The battle over poker in Florida has been one of raises and folds. Two weeks ago a state court ruled in favor of no limit poker tournaments.
Last week the Department of Business and Professional Regulation trumped that ruling, banning tournament poker as an immediate danger to public welfare, so now some of the state's pari-mutuel facilities are calling the state's bluff.
They're appealing the ruling in court this week. They say it's necessary to protect their business before it goes elsewhere.
"I'm either going to Biloxi or I'm going to go to one of the many home games there is in south Alabama," said poker player James Winberry.
People can still play live poker at places such as Ebro Greyhound Park, but Ebro officials say players don't want to play low stakes cash games; they want tournaments.

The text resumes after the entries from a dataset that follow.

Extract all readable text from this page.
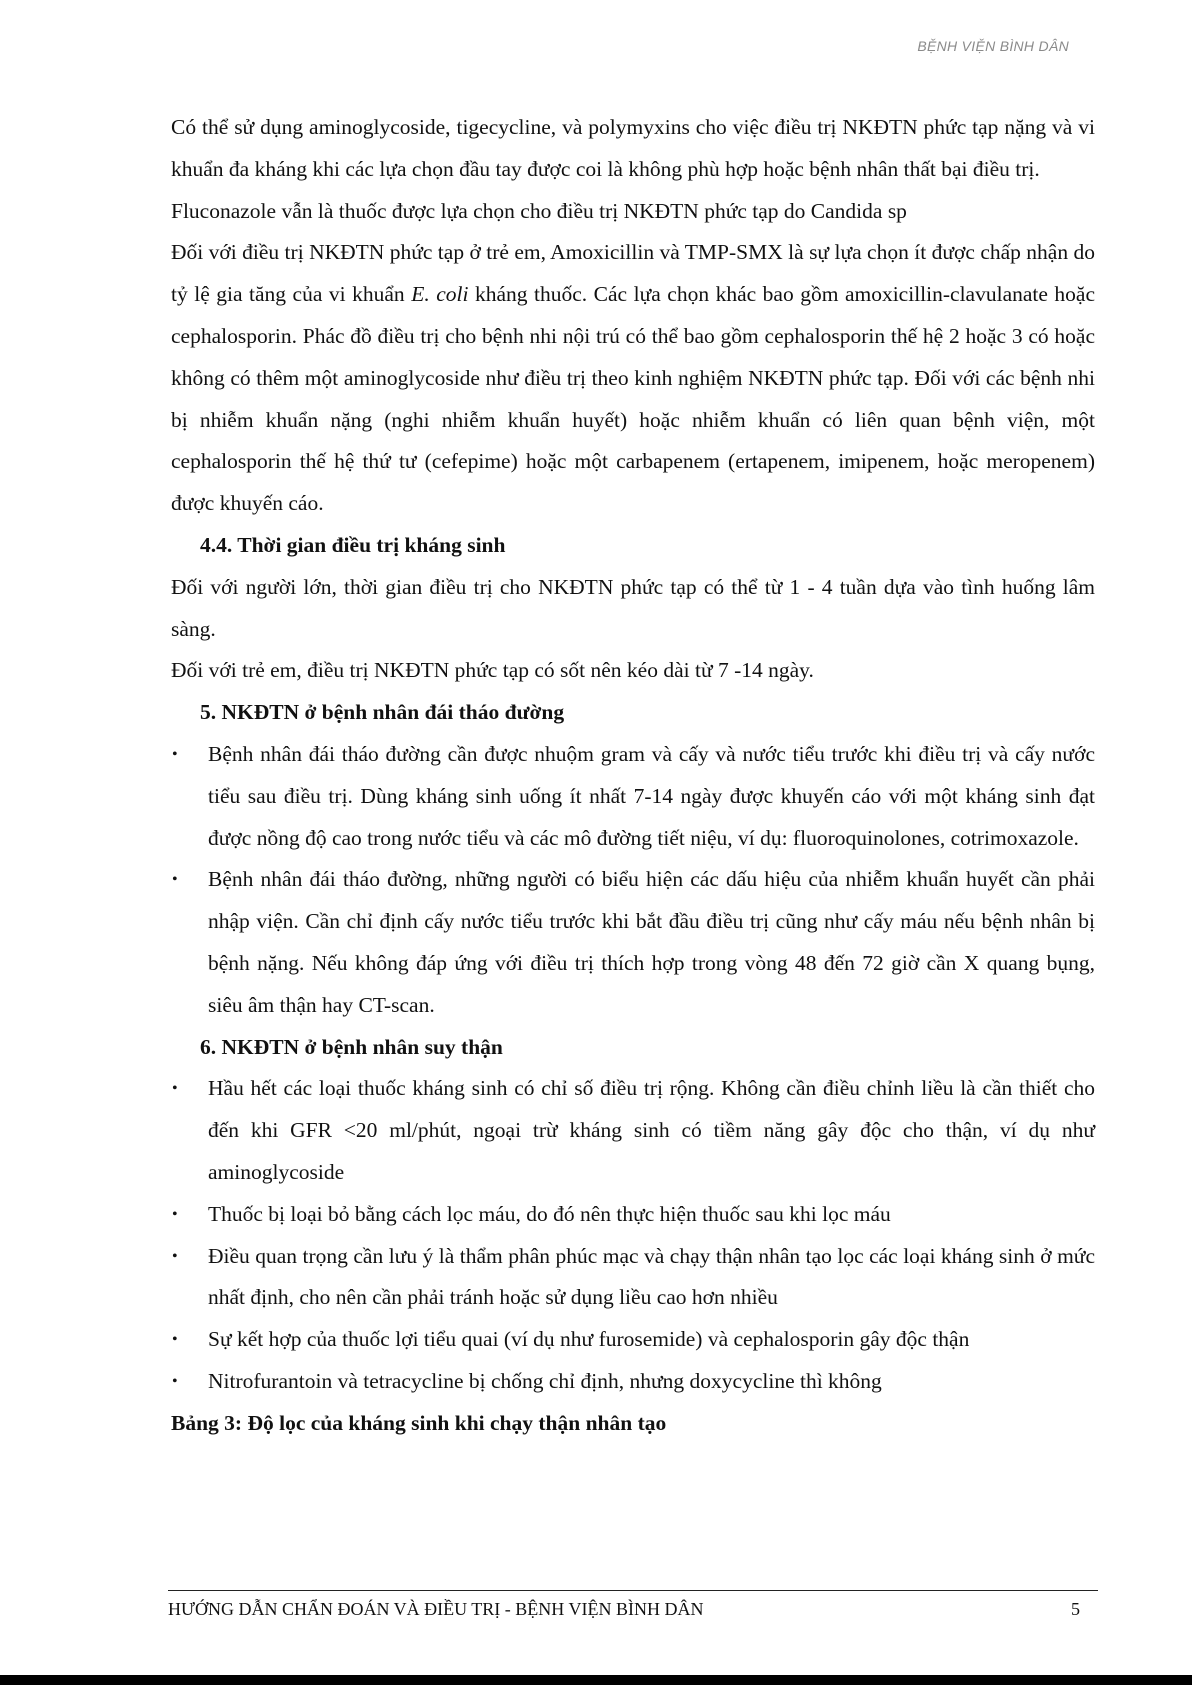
BỆNH VIỆN BÌNH DÂN

Có thể sử dụng aminoglycoside, tigecycline, và polymyxins cho việc điều trị NKĐTN phức tạp nặng và vi khuẩn đa kháng khi các lựa chọn đầu tay được coi là không phù hợp hoặc bệnh nhân thất bại điều trị.

Fluconazole vẫn là thuốc được lựa chọn cho điều trị NKĐTN phức tạp do Candida sp

Đối với điều trị NKĐTN phức tạp ở trẻ em, Amoxicillin và TMP-SMX là sự lựa chọn ít được chấp nhận do tỷ lệ gia tăng của vi khuẩn E. coli kháng thuốc. Các lựa chọn khác bao gồm amoxicillin-clavulanate hoặc cephalosporin. Phác đồ điều trị cho bệnh nhi nội trú có thể bao gồm cephalosporin thế hệ 2 hoặc 3 có hoặc không có thêm một aminoglycoside như điều trị theo kinh nghiệm NKĐTN phức tạp. Đối với các bệnh nhi bị nhiễm khuẩn nặng (nghi nhiễm khuẩn huyết) hoặc nhiễm khuẩn có liên quan bệnh viện, một cephalosporin thế hệ thứ tư (cefepime) hoặc một carbapenem (ertapenem, imipenem, hoặc meropenem) được khuyến cáo.

4.4. Thời gian điều trị kháng sinh

Đối với người lớn, thời gian điều trị cho NKĐTN phức tạp có thể từ 1 - 4 tuần dựa vào tình huống lâm sàng.

Đối với trẻ em, điều trị NKĐTN phức tạp có sốt nên kéo dài từ 7 -14 ngày.

5. NKĐTN ở bệnh nhân đái tháo đường

• Bệnh nhân đái tháo đường cần được nhuộm gram và cấy và nước tiểu trước khi điều trị và cấy nước tiểu sau điều trị. Dùng kháng sinh uống ít nhất 7-14 ngày được khuyến cáo với một kháng sinh đạt được nồng độ cao trong nước tiểu và các mô đường tiết niệu, ví dụ: fluoroquinolones, cotrimoxazole.
• Bệnh nhân đái tháo đường, những người có biểu hiện các dấu hiệu của nhiễm khuẩn huyết cần phải nhập viện. Cần chỉ định cấy nước tiểu trước khi bắt đầu điều trị cũng như cấy máu nếu bệnh nhân bị bệnh nặng. Nếu không đáp ứng với điều trị thích hợp trong vòng 48 đến 72 giờ cần X quang bụng, siêu âm thận hay CT-scan.

6. NKĐTN ở bệnh nhân suy thận

• Hầu hết các loại thuốc kháng sinh có chỉ số điều trị rộng. Không cần điều chỉnh liều là cần thiết cho đến khi GFR <20 ml/phút, ngoại trừ kháng sinh có tiềm năng gây độc cho thận, ví dụ như aminoglycoside
• Thuốc bị loại bỏ bằng cách lọc máu, do đó nên thực hiện thuốc sau khi lọc máu
• Điều quan trọng cần lưu ý là thẩm phân phúc mạc và chạy thận nhân tạo lọc các loại kháng sinh ở mức nhất định, cho nên cần phải tránh hoặc sử dụng liều cao hơn nhiều
• Sự kết hợp của thuốc lợi tiểu quai (ví dụ như furosemide) và cephalosporin gây độc thận
• Nitrofurantoin và tetracycline bị chống chỉ định, nhưng doxycycline thì không

Bảng 3: Độ lọc của kháng sinh khi chạy thận nhân tạo

HƯỚNG DẪN CHẨN ĐOÁN VÀ ĐIỀU TRỊ - BỆNH VIỆN BÌNH DÂN	5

"Well, last night, which is Tuesday night, we usually have our big tournaments, and it's affected us by 40 percent, and I expect it to go up next week," said Ebro card room manager Bonnie Strause.
And with players leaving their chips behind, people who work in the card rooms are worried about being dealt out.
"It's kind of depressing to go to into the Christmas season and not know whether your going to have a job come January," said card dealer Shirley Hobbs.
The pari-mutuel's case is due to be heard in a Tallahassee appeals court Thursday.
Poker players say if card rooms don't win in court, they're going to leave the table. The state gets a 10 percent cut of all the money the card rooms make, so Thursday’s ruling could also effect the state's bottom line.